Snort drops connections on CARP IP after failover
Hello to everyone!
Let`s cut straight to the case!
I have a dual box HA/redundancy setup with pfsense. Boxes are identical and mostly everything works (including failover and state synchronization).
I also have net.inet.carp.preempt set to 1.
Now on the WAN I have a single public IP for each PFsense box (x.x.x.1) and (x.x.x.2). Then I have a CARP virtual IP x.x.x.3, which is used for internet connectivity. I also have a CARP virtual IP x.x.x.4 (for VPN LAN NAT) and x.x.x.5 (for LAN1 NAT), which are both also on the WAN interface and both are failing over just fine.
When I use a testbox in LAN1 to reach LAN2 and send a file, failover happens just fine and connection is being kept up since the states are being synched.
When I use testbox in LAN1 to reach the world and download an .iso file, the NAT to x.x.x.5 is being used and the testbox receives the file.
During this download from the internet I can see the states (with the indication of NAT) are being synched and appear on the slave machine, however, when the failover happens, the connection is being stalled (I use wget for the download and it shows a stalled connection). The download does not continue through the slave PFsense box, although it has the state synched, but the moment the master box comes back to life, the connection resumes and download finishes.
The same problem persists when I change the NAT address to be an IP alias to the WAN CARP IP.
Also, when the failover happens, the new master drops the state from its state table, while the previous master keeps it. When it fails back over, the slave, that dropped the state has it up again.
I tried only having one CARP IP on the WAN interface and having NAT translate the addresses to that, but it still doesn`t fail over. The moment I enter persistent CARP maintenance mode the other box drops the NAT states.
I managed to resolve this problem, when I found that Snort package, which I had installed and configured on WAN, was dropping the state on the slave (the box that is becoming the master on failover), because of the ongoing download for which the initialization was only seen by the snort on the previous master. Hence Snort thought it was an intrusive packet and denied the connection.
That also explains, why it was all good again on the master box after failing back.
Now the question is:
Is there a way to make Snort synchronize it
s decisions about connections to the slave box, so that when a failover happens, "Snort2" wouldnt drop the state from the table?
If no such thing is possible, maybe one could point me to an article, that comments on the rules to disable, so that no such drops would occur.
I feel that disabling rules to get things to work shouldn`t be the only solution.
Anyway, thank You for your time!
bmeeks last edited by
Are you 100% positive it is Snort that is breaking the failover? All it really does is analyze packets, and if an alert is triggered, it puts the IP address of the offender (either SRC, DST or BOTH depending on how it is configured) into the pfSense packet filter's snort2c table. It is up to pfSense and pf to manage states from that point on for that session. Snort should be totally oblivious to the failover process and also to state table synchronization.

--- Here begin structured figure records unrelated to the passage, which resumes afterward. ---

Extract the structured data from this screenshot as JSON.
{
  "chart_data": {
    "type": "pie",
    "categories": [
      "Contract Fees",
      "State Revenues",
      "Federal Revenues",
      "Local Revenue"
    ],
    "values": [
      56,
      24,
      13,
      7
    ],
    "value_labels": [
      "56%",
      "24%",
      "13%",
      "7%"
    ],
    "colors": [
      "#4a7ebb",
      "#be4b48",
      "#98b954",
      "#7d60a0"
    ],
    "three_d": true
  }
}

Snort would only clear existing states under these two conditions: (1) you have that option configured on the INTERFACE SETTINGS tab; and (2) a new alert is detected on the IP address. So one of the things Snort does when inserting an IP into that snort2c table is clear any existing states for the IP (when the option is configured).

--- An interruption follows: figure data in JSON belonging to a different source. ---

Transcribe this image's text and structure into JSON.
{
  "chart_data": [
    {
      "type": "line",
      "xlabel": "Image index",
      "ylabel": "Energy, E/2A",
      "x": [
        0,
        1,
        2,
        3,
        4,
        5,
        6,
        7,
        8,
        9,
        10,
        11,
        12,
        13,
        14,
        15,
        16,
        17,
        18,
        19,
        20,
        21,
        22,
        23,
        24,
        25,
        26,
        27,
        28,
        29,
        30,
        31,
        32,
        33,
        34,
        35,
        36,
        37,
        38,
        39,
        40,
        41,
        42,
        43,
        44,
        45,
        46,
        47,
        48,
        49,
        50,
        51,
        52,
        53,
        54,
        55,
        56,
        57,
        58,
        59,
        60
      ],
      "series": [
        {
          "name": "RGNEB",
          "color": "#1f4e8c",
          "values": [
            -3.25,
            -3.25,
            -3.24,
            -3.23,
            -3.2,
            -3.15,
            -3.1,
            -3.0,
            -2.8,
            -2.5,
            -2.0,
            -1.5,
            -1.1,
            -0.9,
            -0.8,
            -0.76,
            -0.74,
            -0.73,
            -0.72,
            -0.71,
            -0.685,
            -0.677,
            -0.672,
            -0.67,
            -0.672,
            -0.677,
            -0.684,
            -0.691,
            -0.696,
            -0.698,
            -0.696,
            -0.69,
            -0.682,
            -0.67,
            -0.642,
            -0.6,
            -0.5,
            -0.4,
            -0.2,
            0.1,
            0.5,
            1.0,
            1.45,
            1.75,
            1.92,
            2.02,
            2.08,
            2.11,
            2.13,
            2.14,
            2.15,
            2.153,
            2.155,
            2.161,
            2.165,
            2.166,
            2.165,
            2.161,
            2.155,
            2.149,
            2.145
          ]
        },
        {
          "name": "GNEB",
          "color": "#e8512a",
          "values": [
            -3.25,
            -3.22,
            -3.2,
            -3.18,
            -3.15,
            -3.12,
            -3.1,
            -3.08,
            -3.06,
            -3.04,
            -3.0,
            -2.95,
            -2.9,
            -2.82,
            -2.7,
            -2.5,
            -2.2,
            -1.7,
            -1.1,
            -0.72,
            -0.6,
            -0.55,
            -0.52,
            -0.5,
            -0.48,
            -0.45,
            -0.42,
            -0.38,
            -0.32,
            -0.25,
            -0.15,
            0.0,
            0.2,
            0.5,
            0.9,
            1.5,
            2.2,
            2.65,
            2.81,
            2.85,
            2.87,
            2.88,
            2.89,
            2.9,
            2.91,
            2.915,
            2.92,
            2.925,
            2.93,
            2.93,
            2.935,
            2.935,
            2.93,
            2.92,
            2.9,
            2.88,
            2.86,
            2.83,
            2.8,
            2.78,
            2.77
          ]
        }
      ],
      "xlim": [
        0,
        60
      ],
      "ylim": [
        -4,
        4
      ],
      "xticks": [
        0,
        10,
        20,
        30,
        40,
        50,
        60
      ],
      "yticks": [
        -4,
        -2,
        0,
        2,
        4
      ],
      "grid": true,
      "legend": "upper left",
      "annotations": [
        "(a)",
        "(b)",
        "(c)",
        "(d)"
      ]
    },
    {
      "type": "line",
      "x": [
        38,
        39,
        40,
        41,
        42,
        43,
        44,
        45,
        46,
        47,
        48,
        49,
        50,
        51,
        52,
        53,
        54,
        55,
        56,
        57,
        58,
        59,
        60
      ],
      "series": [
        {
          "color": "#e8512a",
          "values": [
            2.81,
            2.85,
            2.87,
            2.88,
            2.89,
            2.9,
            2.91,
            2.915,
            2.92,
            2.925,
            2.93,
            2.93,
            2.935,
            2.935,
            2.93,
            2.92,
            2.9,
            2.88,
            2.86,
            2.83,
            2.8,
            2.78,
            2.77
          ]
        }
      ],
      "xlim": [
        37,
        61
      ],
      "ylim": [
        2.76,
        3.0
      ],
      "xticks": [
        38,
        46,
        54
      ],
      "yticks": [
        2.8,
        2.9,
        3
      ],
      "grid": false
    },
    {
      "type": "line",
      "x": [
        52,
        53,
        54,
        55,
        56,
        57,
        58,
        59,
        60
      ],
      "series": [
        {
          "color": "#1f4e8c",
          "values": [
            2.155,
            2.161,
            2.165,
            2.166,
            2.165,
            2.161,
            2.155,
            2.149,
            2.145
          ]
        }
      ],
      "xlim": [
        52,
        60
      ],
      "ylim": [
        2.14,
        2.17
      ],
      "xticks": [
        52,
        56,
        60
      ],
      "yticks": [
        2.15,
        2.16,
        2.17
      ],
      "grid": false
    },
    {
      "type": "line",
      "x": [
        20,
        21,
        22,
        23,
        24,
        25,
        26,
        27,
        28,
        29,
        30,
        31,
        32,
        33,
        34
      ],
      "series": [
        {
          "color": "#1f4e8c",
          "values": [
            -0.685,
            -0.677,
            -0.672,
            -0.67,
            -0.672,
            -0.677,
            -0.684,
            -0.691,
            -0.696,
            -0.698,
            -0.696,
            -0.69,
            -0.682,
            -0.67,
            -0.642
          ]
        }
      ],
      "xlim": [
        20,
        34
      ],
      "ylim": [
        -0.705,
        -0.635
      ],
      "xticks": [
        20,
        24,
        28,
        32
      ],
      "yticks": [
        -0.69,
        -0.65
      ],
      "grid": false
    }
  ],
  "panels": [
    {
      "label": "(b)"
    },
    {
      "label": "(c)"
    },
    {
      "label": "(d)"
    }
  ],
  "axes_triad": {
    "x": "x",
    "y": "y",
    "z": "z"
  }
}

Everything you have written is true.
The alert is triggered (therefore the state is dropped) on the traffic, because the snort on the slave box, which then takes over only sees the file transfer from halfway.
The transfer is initiated on the master box and the slave snort will see the continuation of the transfer as someone trying to send a file without a request for it.
The triggering rule states: "NO CONTENT-LENGTH OR TRANSFER-ENCODING IN HTTP RESPONSE". It`s ID is 120, 3.
That is the rule that was causing problems.
bmeeks last edited by
Humm… OK. I did just find this link about a limited experimental high availability option for the Snort Stream5 preprocessor: https://www.snort.org/faq/readme-ha.
I've never used this option nor investigated integrating it into the pfSense package. Might be potentially useful, though. Would you like to perhaps contribute some code to the project if you have the time and expertise? I'm going to be busy for a while looking for the Snort bugs on the armv7 hardware used in the SG-1000 and SG-3100 Netgate appliances.
Thanks for introducing me to the High Availability of Snort.
I will look in to it, although I will not be able to do any coding for that, cause of the lack of expertise.
The high availability would only be required in pfsense for systems which have a tightly limited failure gap (let it be downtime, lost packets or dropped connections). The community of the paid version (if such) is probably already looking in to this.